I first did a 30 day challenge when I began the method. I learned that it was a great way to jump start my practice, heal the body/mind and helped with the cost of coming 5 or 6 times a week. I did a few 30 day challenges before training and did one stretch of 60 days. The strength I attained was enormous and the quiet mind I acquired was/is brilliant.
Exactly. It's funny though because I remember thinking about it in economic terms as well.... like, "I'm paying for a monthly unlimited, might as well get my money's worth," only to realize its the best investment ever. So fastforwarding a bit... you went to training, did your thing, became a teacher, and now where are you in your practice?
At the moment, I am doing another challenge. I just finished day 31 and will be practicing everyday until I leave for vacation in a few weeks. I have a avery stressful job, teaching art in a high poverty and violent neighborhood. So, needless to say, all that stress has affected my body and I decided to get rid of it the best way I know how-through Bikram. Throughout the school year, I have only been able to practice 3 times a week at best, so this is a great way for me give myself focus and get that stressful junk out of my body. I decided to put myself first and make the commitment no matter what was going on at school or otherwise.

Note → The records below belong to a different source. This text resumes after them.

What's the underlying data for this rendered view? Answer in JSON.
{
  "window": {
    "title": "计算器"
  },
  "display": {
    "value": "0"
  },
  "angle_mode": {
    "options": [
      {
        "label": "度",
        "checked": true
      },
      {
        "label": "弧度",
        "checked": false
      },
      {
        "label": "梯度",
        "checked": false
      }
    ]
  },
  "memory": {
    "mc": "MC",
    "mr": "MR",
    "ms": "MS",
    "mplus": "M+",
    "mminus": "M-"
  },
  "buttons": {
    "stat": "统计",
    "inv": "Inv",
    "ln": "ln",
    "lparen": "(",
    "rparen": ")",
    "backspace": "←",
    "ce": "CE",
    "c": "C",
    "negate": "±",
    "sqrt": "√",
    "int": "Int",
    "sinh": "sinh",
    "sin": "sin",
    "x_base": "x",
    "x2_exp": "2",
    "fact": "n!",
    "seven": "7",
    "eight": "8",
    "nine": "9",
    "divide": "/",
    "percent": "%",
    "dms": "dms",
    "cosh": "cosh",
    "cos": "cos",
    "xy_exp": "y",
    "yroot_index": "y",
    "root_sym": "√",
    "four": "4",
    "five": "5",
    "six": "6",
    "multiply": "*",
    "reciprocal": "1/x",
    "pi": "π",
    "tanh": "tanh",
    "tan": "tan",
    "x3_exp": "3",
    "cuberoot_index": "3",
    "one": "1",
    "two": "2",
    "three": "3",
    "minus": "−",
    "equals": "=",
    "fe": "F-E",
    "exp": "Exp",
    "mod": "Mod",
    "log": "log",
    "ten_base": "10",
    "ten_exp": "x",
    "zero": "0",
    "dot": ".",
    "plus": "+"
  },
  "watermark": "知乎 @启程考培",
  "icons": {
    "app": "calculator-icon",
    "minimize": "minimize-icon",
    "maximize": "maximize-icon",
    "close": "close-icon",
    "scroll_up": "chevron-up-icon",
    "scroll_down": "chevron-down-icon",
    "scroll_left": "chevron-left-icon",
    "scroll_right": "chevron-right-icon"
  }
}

Yeah! YOU are the most important thing in your life (another one of my fav Bikram mottos). Are there any specific goals or desires from this challenge?
The only changes I would like to see happen are the opening of my neck and shoulders and my hips. This is starting to happen, but as far as my shoulders are concerned, this is my biggest challenge because of the arthritis.
Yeah, but its great to know that you are so in the right track to healing. I'd love to know how your body progresses over time. Tell me about your current fav/least fav postures.
My favorite posture: Camel for it's chakra opening abilities and that wonderful feeling I get every time I come out of the pose. Even though there are some days that it's really hard to open the front side of my body, I always have that same yummy feeling after the posture is over.
My least favorite posture: Standing head to knee. Any posture where I have to round my spine is the most challenging. It not only hurts, but I feel so crunchy and can barely come out of the posture. So, I kind dislike Rabbit as well...but also love it at the same time. You catch my drift?
I've been resisting Rabbit for the longest. I'm always blaming my short arms. But then when I decide to stop being lazy and actually try harder, then yeah, its pretty awesome. I love how this practice never gets easier, but it always gets better. I want to buy a cheerleader outfit and cheer you on this journey, my dear. You are amazing! Can't wait to chat when this challenge is done.